También está aquel día que “nuestra Azzurra” le ganó a Alemania en la semifinal del Mundial de 2006. Fuimos a comer a Chili’s. El partido se había ido a tiempo extra y ya eran cerca de las 4 (hora límite para checar). Pagaste la cuenta, me diste dinero a escondidas por si se me antojaba otra cosa y, sin que nuestra madre se diera cuenta, me dejaste no regresar a la oficina. Por supuesto, mi vale rosa de pago no sufrió descuento alguno. Al contrario, me habías aumentado el sueldo de tu propia bolsa.

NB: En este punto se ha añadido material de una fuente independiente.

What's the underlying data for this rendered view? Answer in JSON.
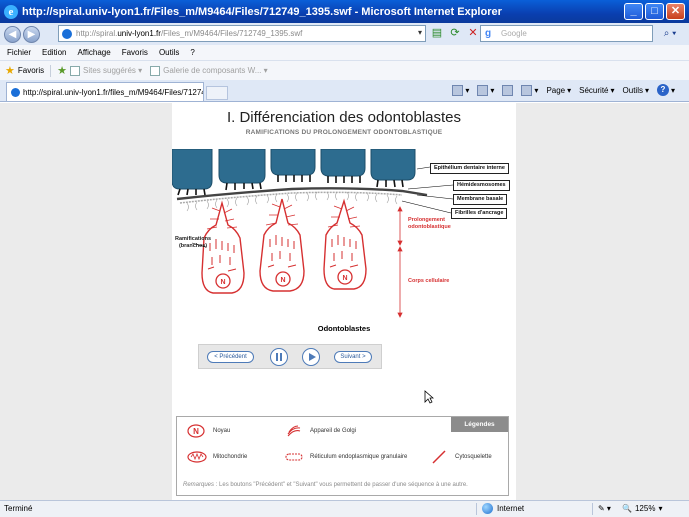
{
  "window": {
    "title": "http://spiral.univ-lyon1.fr/Files_m/M9464/Files/712749_1395.swf - Microsoft Internet Explorer"
  },
  "address_bar": {
    "url_prefix": "http://spiral.",
    "url_host": "univ-lyon1.fr",
    "url_rest": "/Files_m/M9464/Files/712749_1395.swf",
    "search_placeholder": "Google"
  },
  "menu": [
    "Fichier",
    "Edition",
    "Affichage",
    "Favoris",
    "Outils",
    "?"
  ],
  "favorites_bar": {
    "favorites_label": "Favoris",
    "items": [
      "Sites suggérés ▾",
      "Galerie de composants W... ▾"
    ]
  },
  "tab": {
    "label": "http://spiral.univ-lyon1.fr/files_m/M9464/Files/71274..."
  },
  "command_bar": {
    "page": "Page",
    "security": "Sécurité",
    "tools": "Outils"
  },
  "slide": {
    "title": "I. Différenciation des odontoblastes",
    "subtitle": "RAMIFICATIONS DU PROLONGEMENT ODONTOBLASTIQUE",
    "labels": {
      "epithelium": "Epithélium dentaire interne",
      "hemidesmosomes": "Hémidesmosomes",
      "membrane": "Membrane basale",
      "fibrilles": "Fibrilles d'ancrage",
      "ramifications": "Ramifications\n(branches)",
      "prolongement": "Prolongement\nodontoblastique",
      "corps": "Corps cellulaire",
      "odontoblastes": "Odontoblastes"
    },
    "nav": {
      "prev": "< Précédent",
      "next": "Suivant >"
    },
    "legend": {
      "title": "Légendes",
      "items": {
        "noyau": "Noyau",
        "golgi": "Appareil de Golgi",
        "mito": "Mitochondrie",
        "reticulum": "Réticulum endoplasmique granulaire",
        "cyto": "Cytosquelette"
      },
      "remark_label": "Remarques",
      "remark": " : Les boutons \"Précédent\" et \"Suivant\" vous permettent de passer d'une séquence à une autre."
    }
  },
  "status": {
    "left": "Terminé",
    "zone": "Internet",
    "zoom": "125%"
  },
  "colors": {
    "accent_red": "#d63031",
    "cell_blue": "#2d6c8f",
    "titlebar": "#0a4fc8"
  }
}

Tal vez, mi recuerdo favorito es aquel concierto de Coldplay en el DF. Los gritos de desquiciados que pegamos cuando Chris Martin se nos puso a un par de metros y comenzó a cantar ‘Clocks’ a capela. Fue tanto el éxtasis que, de regreso a Puebla, a bordo de tu New Beetle rojo que aún olía a nuevo y con “Fix you” en loop infinito, cruzando la caseta de San Martín, nos dimos cuenta de tu hazaña: el viaje había durado poco menos de cincuenta minutos. “¡Pinche loco!”, te dije. No tuvimos otra opción que hacer tiempo en unos tacos para disimular tu barbarie. Sobra decirlo: te morías de risa.

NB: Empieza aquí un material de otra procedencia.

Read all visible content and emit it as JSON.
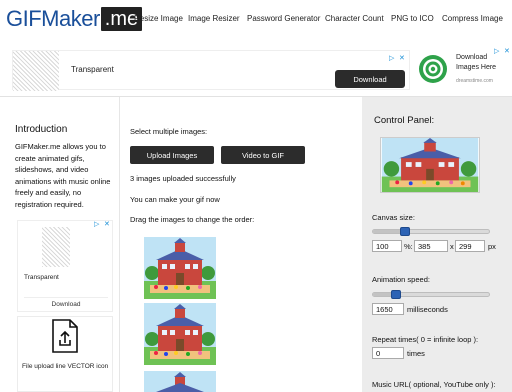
{
  "header": {
    "logo_main": "GIFMaker",
    "logo_tld": ".me",
    "nav": [
      "Resize Image",
      "Image Resizer",
      "Password Generator",
      "Character Count",
      "PNG to ICO",
      "Compress Image"
    ]
  },
  "ad_top": {
    "label": "Transparent",
    "button": "Download",
    "right_title": "Download Images Here",
    "right_source": "dreamstime.com"
  },
  "intro": {
    "title": "Introduction",
    "text": "GIFMaker.me allows you to create animated gifs, slideshows, and video animations with music online freely and easily, no registration required."
  },
  "ad_side": {
    "label": "Transparent",
    "button": "Download"
  },
  "file_box": {
    "caption": "File upload line VECTOR icon"
  },
  "main": {
    "select_label": "Select multiple images:",
    "upload_button": "Upload Images",
    "video_button": "Video to GIF",
    "uploaded_status": "3 images uploaded successfully",
    "make_gif_hint": "You can make your gif now",
    "drag_hint": "Drag the images to change the order:"
  },
  "control_panel": {
    "title": "Control Panel:",
    "canvas_size_label": "Canvas size:",
    "canvas_percent": "100",
    "canvas_percent_unit": "%:",
    "canvas_width": "385",
    "canvas_x": "x",
    "canvas_height": "299",
    "canvas_unit": "px",
    "canvas_slider_level": 0.25,
    "animation_speed_label": "Animation speed:",
    "speed_value": "1650",
    "speed_unit": "milliseconds",
    "speed_slider_level": 0.17,
    "repeat_label": "Repeat times( 0 = infinite loop ):",
    "repeat_value": "0",
    "repeat_unit": "times",
    "music_label": "Music URL( optional, YouTube only ):"
  },
  "colors": {
    "logo_blue": "#1a4f9a",
    "dark_button": "#2c2c2c",
    "slider_knob": "#2d63b5",
    "panel_bg": "#ececec"
  }
}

Por supuesto, no todo fueron risas. También compartimos momentos de mierda. Porque de eso se trata la amistad; la amistad de hermanos.
La última vez que nos vimos fue uno de ellos. Por cuestión de días, exactamente hace un año. Había fallecido ‘don Bigotes’, como cariñosamente le decías a tu papi. Nos abrazamos y te soltaste a llorar como un niño. Siempre fuiste un niño. Me diste un beso tronadísimo en la mejilla y, entre risas, te disculpaste por llenarme de mocos la camisa. Siempre tu bendita y preciosa sonrisa.
Llevo horas, con esfuerzos y con nuestro Coldplay de fondo, asimilando todo esto. Abro nuestra conversación de WhatsApp y tu último mensaje es un “Te amo, carnalito”.
¿Cómo se dice ‘adiós’ a un hermano? Supongo, justo así.